Juntos crecimos de- aquel modo, y yo llegué a los doce años y ella a los diez. Y nos dejaban jugar juntos.
Pero un día entre los días, al encontrarla sola en un sitio apartado, me acerqué a ella, según costumbre. Precisamente
acababa de tomar un baño en el hamman, y estaba deliciosa y perfumada. En cuanto a su rostro,
parecía la luz en su décima cuarta noche. Al verme corrió hacia mí, y nos pusimos a jugar y a hacer mil locuras.
Y la estreché entre mis brazos, mientras que ella se me colgaba del cuello apretándome con todas sus
fuerzas.
Una vez terminada la cosa, la niña se echó a reír otra vez, y volvió a besarme, pero yo estaba aterrado
con lo que acababa de ocurrir, y me escapé de entre sus manos, corriendo a refugiarme en la casa de un negro
amigo mío.
La niña no tardó en volver a su casa, y la madre, al verle sus vestidos en desorden lanzó un grito. Y se
cayó al suelo, desmayada de dolor y de ira. Pero cuando volvió en sí, como la cosa era irreparable, tomó
todas las precauciones para arreglar el asunto, y sobre todo para que su esposo no supiera la desgracia. Y tal
maña se dio, que pudo conseguirlo. Transcurrieron dos meses y aquella mujer acabó por encontrarme, y no
dejaba de hacerme regalitos para obligarme a volver a la casa. Pero cuando volví no se habló para nada de
la cosa, y siguieron ocultándoselo al padre, que seguramente me habría matado, y ni la madre ni nadie me
deseaba mal alguno, pues todos me querían mucho.

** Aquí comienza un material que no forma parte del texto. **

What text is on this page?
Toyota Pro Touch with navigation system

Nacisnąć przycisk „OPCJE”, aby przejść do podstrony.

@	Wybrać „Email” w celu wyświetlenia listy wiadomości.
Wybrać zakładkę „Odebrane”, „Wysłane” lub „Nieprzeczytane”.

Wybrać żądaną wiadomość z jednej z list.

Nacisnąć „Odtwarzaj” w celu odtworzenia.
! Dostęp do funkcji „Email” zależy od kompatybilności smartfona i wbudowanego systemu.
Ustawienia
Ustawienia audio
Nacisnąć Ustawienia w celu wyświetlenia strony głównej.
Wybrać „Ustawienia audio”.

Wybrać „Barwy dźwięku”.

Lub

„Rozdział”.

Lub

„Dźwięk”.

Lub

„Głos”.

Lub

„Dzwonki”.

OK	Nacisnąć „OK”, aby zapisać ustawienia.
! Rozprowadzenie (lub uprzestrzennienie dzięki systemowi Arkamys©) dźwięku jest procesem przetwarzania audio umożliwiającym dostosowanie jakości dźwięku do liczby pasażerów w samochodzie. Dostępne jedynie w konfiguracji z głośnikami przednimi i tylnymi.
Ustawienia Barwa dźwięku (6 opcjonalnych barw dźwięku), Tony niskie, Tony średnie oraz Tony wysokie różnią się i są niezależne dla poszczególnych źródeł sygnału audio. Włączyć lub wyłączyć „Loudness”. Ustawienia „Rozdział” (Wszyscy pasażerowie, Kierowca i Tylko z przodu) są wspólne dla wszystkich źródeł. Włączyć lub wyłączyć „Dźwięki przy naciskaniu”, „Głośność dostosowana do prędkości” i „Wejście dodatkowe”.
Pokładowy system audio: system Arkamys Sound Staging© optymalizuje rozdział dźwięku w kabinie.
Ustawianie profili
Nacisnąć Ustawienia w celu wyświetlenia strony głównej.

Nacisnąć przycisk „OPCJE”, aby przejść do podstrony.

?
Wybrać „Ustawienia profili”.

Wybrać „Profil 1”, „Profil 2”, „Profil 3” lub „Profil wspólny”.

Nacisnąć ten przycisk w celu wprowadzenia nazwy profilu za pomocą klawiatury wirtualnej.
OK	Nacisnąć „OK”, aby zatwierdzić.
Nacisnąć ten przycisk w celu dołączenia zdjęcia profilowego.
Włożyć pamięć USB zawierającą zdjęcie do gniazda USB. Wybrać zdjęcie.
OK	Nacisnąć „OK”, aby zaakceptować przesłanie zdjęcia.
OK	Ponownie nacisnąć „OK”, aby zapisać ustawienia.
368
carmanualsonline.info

Dos meses después la madre consiguió poner en relaciones a su hija con un joven barbero, que era el
barbero de su padre, y con tal motivo iba mucho a casa. Y la madre le dio un buen dote de su peculio particular
y le hizo un buen equipo. En seguida llamaron al barbero, que se presentó con todos sus instrumentos.
Y el barbero me ató y convirtióme en eunuco. Y se celebró la ceremonia del casamiento, y yo quedé de eunuco
de mi amita, y desde entones tuve que ir precediéndola por todas partes, cuando iba al zoco, o cuando
iba de visitas o a casa de su padre. Y la madre hizo las cosas tan discretamente, que nadie supo nada de la
historia, ni el novio, ni los parientes, ni los amigos.
Desde entonces viví con mii amita en casa de su marido el barbero. De modo que sin peligro y sin despertar
sospechas pude seguir viviendo con mi ama, hasta que murieron ella, su marido y sus padres. Entonces
pasaron a mí todos los bienes, y llegué a ser eunuco de palacio, igual que vosotros, ¡oh mis hermanos
negros!' Tal es la causa de que me mutilaran. Y ahora, la paz sea con vosotros.”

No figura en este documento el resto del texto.